Recently I have just updated my FileZilla which I like so much that I chose it as the default FTP program on my OS X. However, after upgrading to FileZilla 3, I started seeing the following error message: FileZilla is running in kiosk mode. ‘Normal’ and ‘Account’ logontypes are not available in this mode.
It took me a while to understand what “kiosk mode” exactly is and why I kept getting this alert. Here is what I learned and I hope sharing it will help those who are experiencing similar problems.
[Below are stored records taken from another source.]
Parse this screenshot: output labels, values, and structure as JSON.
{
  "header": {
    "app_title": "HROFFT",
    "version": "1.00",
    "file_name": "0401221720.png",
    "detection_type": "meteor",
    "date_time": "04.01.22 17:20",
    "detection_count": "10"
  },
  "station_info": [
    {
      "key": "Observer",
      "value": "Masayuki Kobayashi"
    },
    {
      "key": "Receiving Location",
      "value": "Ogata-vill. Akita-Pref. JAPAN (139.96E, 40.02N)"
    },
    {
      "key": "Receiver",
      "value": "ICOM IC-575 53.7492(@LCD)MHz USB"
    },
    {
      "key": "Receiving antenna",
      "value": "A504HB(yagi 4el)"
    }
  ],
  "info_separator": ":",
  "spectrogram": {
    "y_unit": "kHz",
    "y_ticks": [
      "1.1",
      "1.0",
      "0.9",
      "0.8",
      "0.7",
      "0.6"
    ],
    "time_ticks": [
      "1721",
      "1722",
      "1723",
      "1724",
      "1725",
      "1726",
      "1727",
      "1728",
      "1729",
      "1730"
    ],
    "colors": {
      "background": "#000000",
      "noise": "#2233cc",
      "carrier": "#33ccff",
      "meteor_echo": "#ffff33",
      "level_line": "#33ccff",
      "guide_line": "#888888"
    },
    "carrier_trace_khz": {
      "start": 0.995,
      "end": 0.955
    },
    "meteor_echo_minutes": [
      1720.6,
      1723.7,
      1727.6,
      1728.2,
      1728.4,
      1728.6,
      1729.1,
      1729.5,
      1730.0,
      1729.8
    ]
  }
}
What Is “kiosk mode” and Why?
To understand FileZilla’s “kiosk mode”, you first need to know how FileZilla keeps FTP passwords. FileZilla saves all FTP passwords as plain text in a XML file named sitemanager.xml. On a Mac, you can find this file at: “~/.filezilla/sitemanager.xml”. Below is what the sitemanager.xml looks like.
You can see the password “anyonecanseethis” is in clear text format. If someone gets a hold of this XML file, that person will have all your FTP passwords (not so good…). Disappointedly, FileZilla doesn’t have a built-in feature to securely store your FTP passwords in encrypted format.
To avoid this security risk, FileZilla has added a new feature called “kiosk mode” since version 3.1.2-rc1 (2008-08-24). When running in “kiosk mode”, FileZilla will not save any passwords, instead you will be prompted to enter the password each time you’re connecting to the FTP server. This change has made FileZilla more secure but also brought inconvenience to users.
You have 3 options if you don’t want to see the “FileZilla is running in kiosk mode.” error.
Option 1: Disable the “kiosk mode”
If you don’t care about FileZilla saving your passwords in clear-text format, you can disable the default “kiosk mode” (not recommended). After you turn off the “kiosk mode”, you will no longer getting the “FileZilla is running in kiosk mode” error. To disable “kiosk mode”, go to Preferences=>Interface, under “Behavior”, uncheck “Do not save passwords”.
Option 2: Stick to “kiosk mode”
“Kiosk mode” was added to FileZilla to enhance its security. Though inconvenient, it is safter than having passwords saved in a XML file which is human readable. Instead of turning off this feature, you should start using it and getting used to it. But if you’re managing a lot of FTP sites (eg: over 50), this is not a viable solution. You may need to use another application (maybe lastpass?) to store all your FTP credentials and then copy the passwords into FileZilla each time you use it; That’s a lot of work.
Option 3: Find an alternative to FileZilla
The last option is simply using a different FTP program. I found Cyberduck is extremely easy to use and is packed with many useful features. It stores your FTP passwords using the system’s Keychain App so your FTP passwords are encrypted. This is a lot safer than keeping the unencrypted passwords in a plain XML file meanwhile you dont’ have to type in the password yourself every time.
Option 3 worked best for me because I am managing large numbers of ftp sites. Though I like FileZilla very much, until FileZilla provides a secure password manager, I will stick with other FTP clients for now.